Um importante passo desse programa, que ainda não começou a fazer seus primeiros investimentos, foi dado em agosto passado, quando ocorreu o segundo leilão do Eco Invest Brasil, programa de hedge cambial do Tesouro Nacional, com foco em pastagens degradadas.

O leilão contemplou 10 bancos, somando R$ 16,5 bilhões em capital catalítico, recurso que sai por um custo mais baixo, geralmente oferecido por governos e instituições de fomento para acelerar projetos que exigem o chamado capital paciente, de longo prazo e que demora para dar retorno.

Os recursos são emprestados aos bancos a juro baixo, de 1%, e servirão para a restauração de cerca de 1,4 milhão de hectares, área equivalente a 9 vezes o tamanho da cidade de São Paulo.

Entre as instituições contempladas pelo leilão, figuraram os maiores bancos do país, como Banco do Brasil, BNDES, BTG Pactual, Caixa e Bradesco, entre outras.

De acordo com as regras do certame, os bancos têm de alavancar em pelo menos 1,5 vez o recurso conseguido junto ao governo.

Assim, considerando os números do leilão do Eco Invest e a entrada de novos recursos, a expectativa é de um investimento total de R$ 30,2 bilhões, que serão desembolsados entre este ano e 2027.

Não há um teto para os juros a serem praticados pelos bancos a partir dessas operações, como queria inicialmente Augustin.

“Eu pessoalmente não gostei, achei que devia ter um teto, mas o fato de não ter teto vai fazer com que flua mais rápido esse dinheiro.

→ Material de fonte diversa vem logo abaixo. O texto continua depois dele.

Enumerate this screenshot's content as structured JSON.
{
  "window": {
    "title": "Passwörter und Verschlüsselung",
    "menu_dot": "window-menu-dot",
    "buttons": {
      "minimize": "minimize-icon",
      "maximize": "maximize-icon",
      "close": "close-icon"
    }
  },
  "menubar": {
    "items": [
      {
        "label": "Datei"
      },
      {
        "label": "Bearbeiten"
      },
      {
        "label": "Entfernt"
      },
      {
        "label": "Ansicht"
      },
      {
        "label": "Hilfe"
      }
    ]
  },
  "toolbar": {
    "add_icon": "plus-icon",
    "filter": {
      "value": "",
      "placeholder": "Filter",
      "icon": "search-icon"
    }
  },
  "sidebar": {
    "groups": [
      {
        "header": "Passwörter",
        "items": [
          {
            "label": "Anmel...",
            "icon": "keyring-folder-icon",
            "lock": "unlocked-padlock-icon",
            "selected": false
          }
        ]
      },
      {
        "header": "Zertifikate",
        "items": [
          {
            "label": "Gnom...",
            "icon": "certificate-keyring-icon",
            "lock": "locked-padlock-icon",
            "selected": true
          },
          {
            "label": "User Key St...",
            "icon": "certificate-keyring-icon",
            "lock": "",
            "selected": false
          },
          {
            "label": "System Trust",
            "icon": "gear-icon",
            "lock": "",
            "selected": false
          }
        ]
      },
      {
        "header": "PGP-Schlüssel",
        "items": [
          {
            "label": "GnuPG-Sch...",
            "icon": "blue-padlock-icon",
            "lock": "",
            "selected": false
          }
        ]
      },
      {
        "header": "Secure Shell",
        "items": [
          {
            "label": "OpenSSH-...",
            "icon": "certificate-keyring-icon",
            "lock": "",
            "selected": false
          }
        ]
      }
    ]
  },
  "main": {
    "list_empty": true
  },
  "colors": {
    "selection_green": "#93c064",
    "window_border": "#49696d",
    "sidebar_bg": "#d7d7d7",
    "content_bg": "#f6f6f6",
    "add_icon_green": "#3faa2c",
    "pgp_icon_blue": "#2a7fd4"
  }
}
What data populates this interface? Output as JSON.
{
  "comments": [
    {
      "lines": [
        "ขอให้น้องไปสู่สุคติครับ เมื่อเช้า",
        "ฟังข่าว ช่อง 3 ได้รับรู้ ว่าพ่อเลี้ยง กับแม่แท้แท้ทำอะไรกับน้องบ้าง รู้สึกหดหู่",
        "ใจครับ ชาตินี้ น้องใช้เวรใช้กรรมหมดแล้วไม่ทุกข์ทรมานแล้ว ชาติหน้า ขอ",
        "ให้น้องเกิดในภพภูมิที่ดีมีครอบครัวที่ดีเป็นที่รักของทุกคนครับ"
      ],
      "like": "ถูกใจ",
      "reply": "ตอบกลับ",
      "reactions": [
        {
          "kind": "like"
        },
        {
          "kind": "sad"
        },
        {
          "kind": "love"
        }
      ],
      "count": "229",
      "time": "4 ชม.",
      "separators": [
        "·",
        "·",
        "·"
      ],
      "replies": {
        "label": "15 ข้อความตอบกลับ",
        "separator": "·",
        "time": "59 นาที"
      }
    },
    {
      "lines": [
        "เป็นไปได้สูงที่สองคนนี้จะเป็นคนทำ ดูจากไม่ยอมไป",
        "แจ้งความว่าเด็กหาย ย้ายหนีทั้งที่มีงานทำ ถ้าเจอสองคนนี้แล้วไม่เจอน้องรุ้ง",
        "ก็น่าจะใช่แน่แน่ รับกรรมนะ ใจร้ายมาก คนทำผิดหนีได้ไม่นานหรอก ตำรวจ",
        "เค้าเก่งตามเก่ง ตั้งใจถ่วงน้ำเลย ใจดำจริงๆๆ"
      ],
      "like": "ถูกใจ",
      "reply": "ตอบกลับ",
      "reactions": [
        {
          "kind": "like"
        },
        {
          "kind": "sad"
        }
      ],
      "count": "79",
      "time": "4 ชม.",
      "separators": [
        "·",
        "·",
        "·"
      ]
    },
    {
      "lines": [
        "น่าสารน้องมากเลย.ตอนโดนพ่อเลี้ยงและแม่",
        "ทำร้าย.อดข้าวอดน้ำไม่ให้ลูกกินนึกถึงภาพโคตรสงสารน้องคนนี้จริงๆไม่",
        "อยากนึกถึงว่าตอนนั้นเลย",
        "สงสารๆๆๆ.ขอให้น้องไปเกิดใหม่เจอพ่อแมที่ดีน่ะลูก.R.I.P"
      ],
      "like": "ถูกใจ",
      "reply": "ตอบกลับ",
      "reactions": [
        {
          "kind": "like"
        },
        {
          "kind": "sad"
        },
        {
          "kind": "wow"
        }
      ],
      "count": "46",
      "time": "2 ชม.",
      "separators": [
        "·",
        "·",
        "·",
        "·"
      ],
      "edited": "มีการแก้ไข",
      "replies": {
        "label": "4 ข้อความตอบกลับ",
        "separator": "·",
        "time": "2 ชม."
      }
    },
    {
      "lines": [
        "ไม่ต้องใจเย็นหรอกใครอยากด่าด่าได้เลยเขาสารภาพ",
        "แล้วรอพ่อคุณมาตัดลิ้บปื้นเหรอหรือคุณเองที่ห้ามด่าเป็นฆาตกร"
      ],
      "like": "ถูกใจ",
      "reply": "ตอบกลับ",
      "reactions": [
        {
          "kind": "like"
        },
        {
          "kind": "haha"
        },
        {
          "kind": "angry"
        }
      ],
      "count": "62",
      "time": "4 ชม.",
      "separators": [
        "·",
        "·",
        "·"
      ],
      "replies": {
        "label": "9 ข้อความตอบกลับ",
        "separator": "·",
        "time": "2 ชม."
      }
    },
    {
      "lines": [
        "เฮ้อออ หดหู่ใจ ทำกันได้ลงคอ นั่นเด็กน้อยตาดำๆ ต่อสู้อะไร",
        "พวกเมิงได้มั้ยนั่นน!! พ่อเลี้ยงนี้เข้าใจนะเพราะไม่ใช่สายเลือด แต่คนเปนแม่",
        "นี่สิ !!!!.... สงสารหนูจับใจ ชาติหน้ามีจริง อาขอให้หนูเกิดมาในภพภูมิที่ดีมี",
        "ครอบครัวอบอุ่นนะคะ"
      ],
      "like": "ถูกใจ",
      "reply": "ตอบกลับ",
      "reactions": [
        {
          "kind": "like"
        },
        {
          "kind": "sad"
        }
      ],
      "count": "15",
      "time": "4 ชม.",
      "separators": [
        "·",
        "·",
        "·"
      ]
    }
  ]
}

Alguns bancos vão segmentar, o dinheiro que vem do Japão já vai vir segmentado, por exemplo, não é só dar dinheiro barato”, disse.

Quanto mais alta a alavancagem, mais alto deve ser o juro praticado pela instituições, avaliou o assessor do Mapa, citando o caso do BTG Pactual – que se comprometeu a fazer uma alavancagem de 2,3x, após ter recebido R$ 2,1 bilhões do Tesouro Nacional para financiar a recuperação de 164,1 mil hectares. “O juro do BTG deve chegar a mais de 10% ou 12%”, disse Augustin.

Apesar de comemorar os resultados do leilão, o assessor do Mapa não se deu por satisfeito com o que conseguiu até o momento. “Não podemos contar que todos os anos vai ter aporte do Tesouro. Temos que propor outras saídas”, disse Augustin durante o painel.

Até o momento, os recursos conseguidos foram por dívida, mas a intenção do Mapa é também conseguir recursos via equity.

Uma alternativa em estudo, explicou Augustin, é trazer investidores internacionais interessados em ganhos com a valorização da terra após a recuperação.

Como estrangeiros enfrentam restrições legais para comprar propriedades rurais no Brasil, uma eventual porta de entrada poderia ser via Fiagros, permitindo que os aportes financiem a conversão das áreas degradadas.

“Para que venha a ser sócio da agricultura brasileira de uma maneira que o investidor seja sócio da terra, mas não da operação. Como vai haver valorização da terra, o investidor ganharia com a terra”, disse Augustin.

Em rápida conversa com a reportagem após o painel, Augustin adiantou ainda que o Mapa terá, em janeiro do ano que vem, encontros com “fundos árabes” interessados nesse tipo de estrutura.

“Eles têm bastante dinheiro e gostam desse modelo de ser sócio”, afirmou o assessor especial do Mapa, econômico nos detalhes, sem especificar quais seriam esses fundos.

Outra saída, o offtake agreement, espécie de “barter” entre Brasil e China, que vem sendo discutido entre chineses e representantes do programa brasileiro, enfrenta dificuldades para ser viabilizado até aqui, segundo o assessor especial do Mapa.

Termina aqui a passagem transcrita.